Bu aynı zamanda Türkiye’yi değiştirmek, dönüştürmek laiklik boyunduruğundan (!) kurtarmak ülküsünden vazgeçmektir.
20 yıl uğraştım başaramadım demektir.
‘Dava’nın başarısızlıkla sonuçlanması demektir.
Mutlaka aday olacak diyenlerin tezi bu…”
Mehmet Tezkan, karşı görüşü de şu şekilde özetliyor:
“Erdoğan aday olup kaybederse siyasi hayatını noktalar. Girdiği her seçimi alır efsanesi çöker. Maçı böyle bitirmek istemez.
Kenara çekilir, başka aday gösterir. Meclis’te çoğunluğu elinde tutmak için bütün gücünü harcar. Meclis çoğunluğunu sağlayarak yeni seçilen Cumhurbaşkanı’nın elini ayağını kilitleyerek seçime gitmeye zorlar.
Tamam da Erdoğan olmazsa AKP dağılır.
Doğru ama şöyle bi fark var. Aday olmuyor ama yine AKP’nin başında kalıyor. Hem de mağduriyet yaratarak…”
Ben fikrimi baştan söyleyeyim; Erdoğan ne olursa olsun aday olacak. Hatta Erdoğan’ın aday olmaktan başka şansı yok.

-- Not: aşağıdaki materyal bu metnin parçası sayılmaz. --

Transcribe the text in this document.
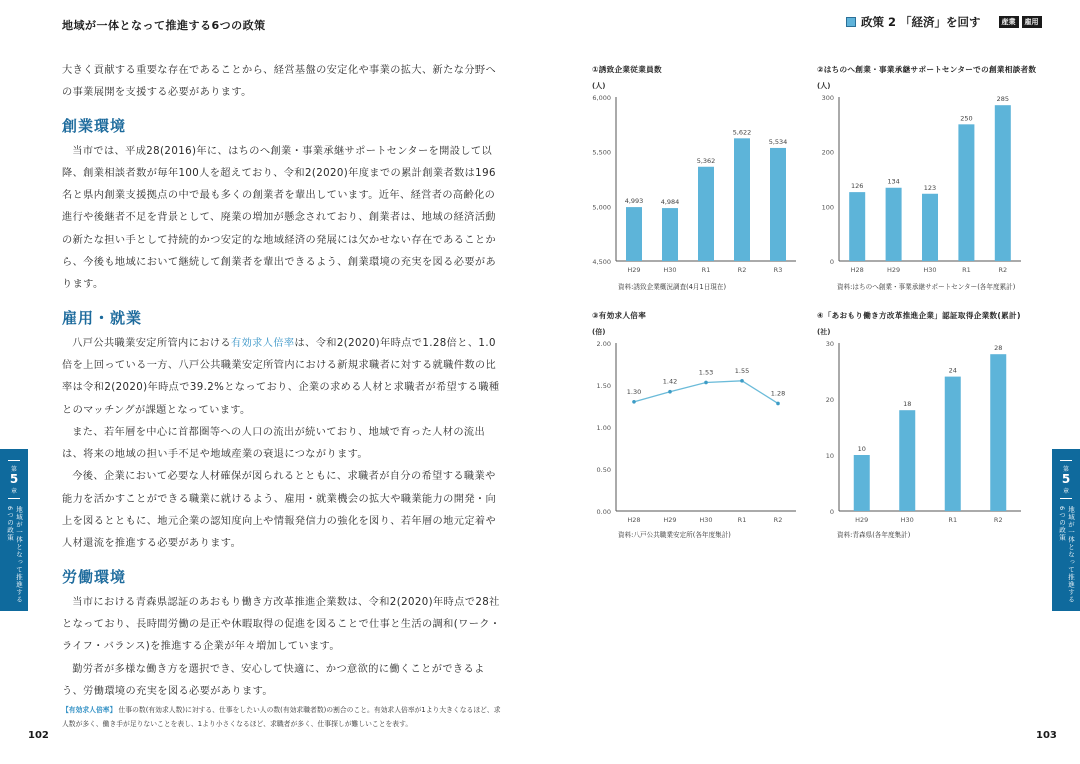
地域が一体となって推進する6つの政策	政策 2 「経済」を回す	産業	雇用

大きく貢献する重要な存在であることから、経営基盤の安定化や事業の拡大、新たな分野への事業展開を支援する必要があります。

創業環境

当市では、平成28(2016)年に、はちのへ創業・事業承継サポートセンターを開設して以降、創業相談者数が毎年100人を超えており、令和2(2020)年度までの累計創業者数は196名と県内創業支援拠点の中で最も多くの創業者を輩出しています。近年、経営者の高齢化の進行や後継者不足を背景として、廃業の増加が懸念されており、創業者は、地域の経済活動の新たな担い手として持続的かつ安定的な地域経済の発展には欠かせない存在であることから、今後も地域において継続して創業者を輩出できるよう、創業環境の充実を図る必要があります。

雇用・就業

八戸公共職業安定所管内における有効求人倍率は、令和2(2020)年時点で1.28倍と、1.0倍を上回っている一方、八戸公共職業安定所管内における新規求職者に対する就職件数の比率は令和2(2020)年時点で39.2%となっており、企業の求める人材と求職者が希望する職種とのマッチングが課題となっています。

また、若年層を中心に首都圏等への人口の流出が続いており、地域で育った人材の流出は、将来の地域の担い手不足や地域産業の衰退につながります。

今後、企業において必要な人材確保が図られるとともに、求職者が自分の希望する職業や能力を活かすことができる職業に就けるよう、雇用・就業機会の拡大や職業能力の開発・向上を図るとともに、地元企業の認知度向上や情報発信力の強化を図り、若年層の地元定着や人材還流を推進する必要があります。

労働環境

当市における青森県認証のあおもり働き方改革推進企業数は、令和2(2020)年時点で28社となっており、長時間労働の是正や休暇取得の促進を図ることで仕事と生活の調和(ワーク・ライフ・バランス)を推進する企業が年々増加しています。

勤労者が多様な働き方を選択でき、安心して快適に、かつ意欲的に働くことができるよう、労働環境の充実を図る必要があります。

【有効求人倍率】 仕事の数(有効求人数)に対する、仕事をしたい人の数(有効求職者数)の割合のこと。有効求人倍率が1より大きくなるほど、求人数が多く、働き手が足りないことを表し、1より小さくなるほど、求職者が多く、仕事探しが難しいことを表す。
102	103
第
5
章
地域が一体となって推進する
6つの政策
第
5
章
地域が一体となって推進する
6つの政策
①誘致企業従業員数
(人)
4,500
5,000
5,500
6,000
H29
4,993
H30
4,984
R1
5,362
R2
5,622
R3
5,534
資料:誘致企業概況調査(4月1日現在)
②はちのへ創業・事業承継サポートセンターでの創業相談者数
(人)
0
100
200
300
H28
126
H29
134
H30
123
R1
250
R2
285
資料:はちのへ創業・事業承継サポートセンター(各年度累計)
③有効求人倍率
(倍)
0.00
0.50
1.00
1.50
2.00
H28	H29	H30	R1	R2
1.30
1.42
1.53	1.55
1.28
資料:八戸公共職業安定所(各年度集計)
④「あおもり働き方改革推進企業」認証取得企業数(累計)
(社)
0
10
20
30
H29
10
H30
18
R1
24
R2
28
資料:青森県(各年度集計)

Biz muhalifler önümüzdeki seçimlere Türkiye açısından ölüm kalım seçimi olarak bakıyoruz. Ancak seçimlere bu şekilde bakan sadece biz değiliz. Erdoğan da seçime bu şekilde bakıyor. Kendince o da haklı. Çünkü seçimlerde başarısız olursa, kaybedeceği tek şey iktidar değil.
Bir önceki seçim olsaydı, “belki aday olmaz yerine başkasını aday gösterir, o da köşesine çekilir emekliliğin tadını çıkarır” diyebilirdik ama Türkiye’de saflar bu kadar keskinleşmişken, ülke bu kadar kutuplaşmışken, mağduriyetler bu kadar artmışken, baskı bu kadar yoğunlaşmışken, artık Erdoğan için normal bir seçim, köşeye çekilme gibi şeyler mümkün değil.
Erdoğan ölünceye ya da istediği Türkiye’yi oluşturuncaya kadar iktidarda kalmak zorunda.
Kendisi için böyle kritik önemde olan bir seçimde, Erdoğan kime güvenip de “şahsının geleceğini” emanet eder?
Karamollaoğlu kadar olmasa da, 20 yıllık süre zarfında Erdoğan’ı az çok bizler de tanıdık. Erdoğan böyle bir durumda koltuğunu da geleceğini de kimseye emanet etmez. Hele ki önceden yaşadığı bir Davutoğlu deneyimi varken.
Erdoğan’ın geçtiğimiz ayın başında ATO’da düzenlenen Önceki Dönem Belediye Başkanları İstişare ve Değerlendirme Toplantısı’nda söylediği gibi “artık kaybedecek çok şeyleri” var.
Yukarıda yaptığım alıntıda Mehmet Tezkan bir “mağduriyet”ten söz ediyor. Gerçi Mehmet Tezkan neyi kastettiğini yarına bırakmış ama berim bir tahminim var.
Sanırım Mehmet Tezkan’ın söylemek istediği, Erdoğan’ın yeniden aday yaptırılmadığı üzerinden bir mağduriyet yaratıp buna oynamak isteyebileceğini söylüyor. Bu aralar sık sık gündeme geliyor ya, “Erdoğan kanunen üçüncü kez aday olamaz” diye.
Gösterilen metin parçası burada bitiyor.